Gutgefüllte Speicher, eine gesunkene Nachfrage und der frühlingshaft anmutende Herbst, der den Beginn der Heizsaison hinauszögert, hätten das Viermonatstief beim Gaspreis bewirkt. Außerdem sei die strategische Gasreserve von 20 Terawattstunden (TWh; in Österreichs Gasspeichern haben insgesamt 95 TWh Platz) bereits beschafft – zu Kosten von 3,95 Milliarden Euro. Teilweise ist dieses Gas schon eingespeichert, zum Teil wird es das noch.
Je mehr Gas am Ende der Heizsaison vorrätig ist, umso besser. Auch aus Kostengründen wäre es wichtig, die strategischen Gasreserven nicht anzutasten. Andernfalls müssten diese wieder teuer aufgefüllt werden. Sparen sei deshalb das Gebot der Stunde, sagt Millgramm.

Standard

Gas: Brüssel scheut Preisdeckel

19. Oktober 2022, Brüssel

Die Kommission will 40 Milliarden Euro als Soforthilfe an die Staaten ausschütten. Preisexzesse sollen gebremst werden.

Um den Haushalten und Unternehmen in der EU zu helfen, die unter den hohen Energiekosten leiden, sollen die 27 Staaten in Summe 40 Milliarden Euro erhalten. Das Geld soll aus der Regionalförderung umgeschichtet werden und zur Entlastung der am meisten von der Preiskrise betroffenen Bürger und Wirtschaftssektoren dienen. Das hat Kommissionschefin Ursula von der Leyen am Dienstag als Teil eines Pakets zur Bewältigung der Energiekrise vorgeschlagen.

Und was wurde aus dem Gaspreisdeckel, von dem sich zuletzt so viele eine preisdämpfende Wirkung erhofft hatten? Er wird durch eine zeitlich begrenzte Gaspreisbremse ersetzt, die nur in Extremfällen zum Einsatz kommen soll.
Darauf läuft der Vorschlag der EU-Kommission hinaus.
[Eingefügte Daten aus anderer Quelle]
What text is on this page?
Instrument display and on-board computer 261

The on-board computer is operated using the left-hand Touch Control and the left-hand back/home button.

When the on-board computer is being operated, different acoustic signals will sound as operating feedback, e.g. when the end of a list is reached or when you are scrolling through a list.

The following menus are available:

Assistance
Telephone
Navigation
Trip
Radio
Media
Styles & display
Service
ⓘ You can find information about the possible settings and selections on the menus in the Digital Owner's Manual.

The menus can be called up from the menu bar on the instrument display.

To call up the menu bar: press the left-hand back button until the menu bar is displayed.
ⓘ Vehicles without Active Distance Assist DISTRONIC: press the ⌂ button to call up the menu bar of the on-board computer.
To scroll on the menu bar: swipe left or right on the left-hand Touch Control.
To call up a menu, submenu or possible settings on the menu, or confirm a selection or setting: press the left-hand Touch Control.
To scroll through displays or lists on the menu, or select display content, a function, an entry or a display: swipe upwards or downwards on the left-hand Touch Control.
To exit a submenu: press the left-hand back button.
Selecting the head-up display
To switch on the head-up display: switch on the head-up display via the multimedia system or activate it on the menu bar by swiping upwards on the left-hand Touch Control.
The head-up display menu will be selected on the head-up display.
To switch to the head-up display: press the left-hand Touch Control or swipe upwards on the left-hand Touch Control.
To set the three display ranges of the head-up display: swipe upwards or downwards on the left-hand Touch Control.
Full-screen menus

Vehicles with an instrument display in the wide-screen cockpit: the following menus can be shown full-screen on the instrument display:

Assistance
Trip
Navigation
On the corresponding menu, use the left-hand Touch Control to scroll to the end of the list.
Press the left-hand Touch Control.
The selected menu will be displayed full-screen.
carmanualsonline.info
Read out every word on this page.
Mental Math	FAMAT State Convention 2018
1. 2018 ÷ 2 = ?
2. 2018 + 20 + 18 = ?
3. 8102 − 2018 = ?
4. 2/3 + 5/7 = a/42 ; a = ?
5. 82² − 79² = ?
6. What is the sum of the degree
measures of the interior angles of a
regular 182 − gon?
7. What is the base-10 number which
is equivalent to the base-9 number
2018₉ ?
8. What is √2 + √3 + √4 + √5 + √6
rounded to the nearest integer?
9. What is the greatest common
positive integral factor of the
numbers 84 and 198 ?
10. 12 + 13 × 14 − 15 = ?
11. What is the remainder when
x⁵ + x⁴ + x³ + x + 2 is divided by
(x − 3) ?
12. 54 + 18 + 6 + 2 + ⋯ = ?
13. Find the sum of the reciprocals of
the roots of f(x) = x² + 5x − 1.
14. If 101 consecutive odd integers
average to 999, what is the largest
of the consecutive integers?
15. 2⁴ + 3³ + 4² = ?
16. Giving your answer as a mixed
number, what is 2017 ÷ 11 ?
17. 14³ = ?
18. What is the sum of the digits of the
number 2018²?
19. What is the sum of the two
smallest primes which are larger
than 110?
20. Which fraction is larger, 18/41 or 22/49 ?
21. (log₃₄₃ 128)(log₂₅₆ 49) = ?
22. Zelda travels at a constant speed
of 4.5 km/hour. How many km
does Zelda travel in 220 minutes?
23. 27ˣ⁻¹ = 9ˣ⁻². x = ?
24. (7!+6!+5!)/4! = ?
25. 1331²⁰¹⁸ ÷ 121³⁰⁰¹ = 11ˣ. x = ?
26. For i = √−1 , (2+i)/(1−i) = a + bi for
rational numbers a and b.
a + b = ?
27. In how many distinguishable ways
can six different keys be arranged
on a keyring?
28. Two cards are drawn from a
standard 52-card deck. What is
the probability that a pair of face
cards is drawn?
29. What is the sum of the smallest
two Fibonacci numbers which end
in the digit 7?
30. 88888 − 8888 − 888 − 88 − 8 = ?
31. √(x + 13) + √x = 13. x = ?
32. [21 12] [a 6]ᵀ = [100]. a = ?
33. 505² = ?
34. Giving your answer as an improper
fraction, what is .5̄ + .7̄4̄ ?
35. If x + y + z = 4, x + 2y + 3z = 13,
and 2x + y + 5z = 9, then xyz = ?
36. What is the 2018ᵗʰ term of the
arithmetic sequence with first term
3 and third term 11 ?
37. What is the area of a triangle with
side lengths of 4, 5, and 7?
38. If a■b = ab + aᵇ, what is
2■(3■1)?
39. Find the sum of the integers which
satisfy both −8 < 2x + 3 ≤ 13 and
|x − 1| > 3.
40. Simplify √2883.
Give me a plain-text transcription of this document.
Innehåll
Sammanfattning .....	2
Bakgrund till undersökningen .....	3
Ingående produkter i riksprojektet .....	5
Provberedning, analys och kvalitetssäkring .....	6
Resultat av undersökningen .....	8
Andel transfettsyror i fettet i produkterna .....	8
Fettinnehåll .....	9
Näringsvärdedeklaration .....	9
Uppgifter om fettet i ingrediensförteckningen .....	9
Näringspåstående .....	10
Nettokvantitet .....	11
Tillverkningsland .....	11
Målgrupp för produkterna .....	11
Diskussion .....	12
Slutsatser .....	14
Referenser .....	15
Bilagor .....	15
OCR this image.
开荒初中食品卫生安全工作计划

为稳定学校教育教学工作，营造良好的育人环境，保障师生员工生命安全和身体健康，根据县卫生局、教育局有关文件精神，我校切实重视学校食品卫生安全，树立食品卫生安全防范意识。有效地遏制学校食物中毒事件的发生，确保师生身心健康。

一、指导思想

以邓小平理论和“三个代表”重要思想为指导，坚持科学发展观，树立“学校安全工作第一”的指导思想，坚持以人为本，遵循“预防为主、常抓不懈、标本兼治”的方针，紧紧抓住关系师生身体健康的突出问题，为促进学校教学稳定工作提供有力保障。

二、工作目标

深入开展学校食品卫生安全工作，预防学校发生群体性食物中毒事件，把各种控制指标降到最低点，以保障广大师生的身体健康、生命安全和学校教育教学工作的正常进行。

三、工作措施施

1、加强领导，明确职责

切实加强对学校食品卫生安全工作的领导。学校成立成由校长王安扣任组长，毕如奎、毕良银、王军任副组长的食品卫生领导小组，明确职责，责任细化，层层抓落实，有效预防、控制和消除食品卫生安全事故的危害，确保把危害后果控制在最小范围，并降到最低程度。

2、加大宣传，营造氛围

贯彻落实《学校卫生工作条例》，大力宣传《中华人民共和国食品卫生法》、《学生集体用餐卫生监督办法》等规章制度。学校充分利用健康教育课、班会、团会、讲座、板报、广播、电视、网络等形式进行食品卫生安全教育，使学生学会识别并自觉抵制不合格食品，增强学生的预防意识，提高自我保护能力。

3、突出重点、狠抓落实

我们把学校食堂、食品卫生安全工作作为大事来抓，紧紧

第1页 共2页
Der offizielle Name ist typisch für die Brüsseler Bürokratie: „Preiskorrekturmechanismus“. Doch er umschreibt gut, wie das Instrument funktionieren soll: Es wird nur dann ein Stopp verfügt, wenn der Preis auf dem wichtigsten Gashandelsplatz TTF in den Niederlanden extrem in die Höhe zu schießen droht. „Wir müssen die Preisspitzen auf dem Gasmarkt einbremsen“, betonte von der Leyen. Längerfristig soll ein neuer, zusätzlicher Index für Flüssiggas für mehr Ruhe sorgen.

Die Vorschläge sind sehr allgemein gehalten. Details sollen die Energieminister ausarbeiten. Zunächst müssen die 27 Staats- und Regierungschefs bei ihrem Gipfel in Brüssel am Donnerstag und Freitag grundsätzlich zustimmen. Viele hatten weit mehr gefordert – nämlich einen fixen Gaspreisdeckel. Am weitesten waren 15 Staaten unter Führung von Frankreich, Italien und Polen gegangen. Sie hatten eine feste Preisobergrenze auf alles importierte und innerhalb der EU gehandelte Gas gefordert.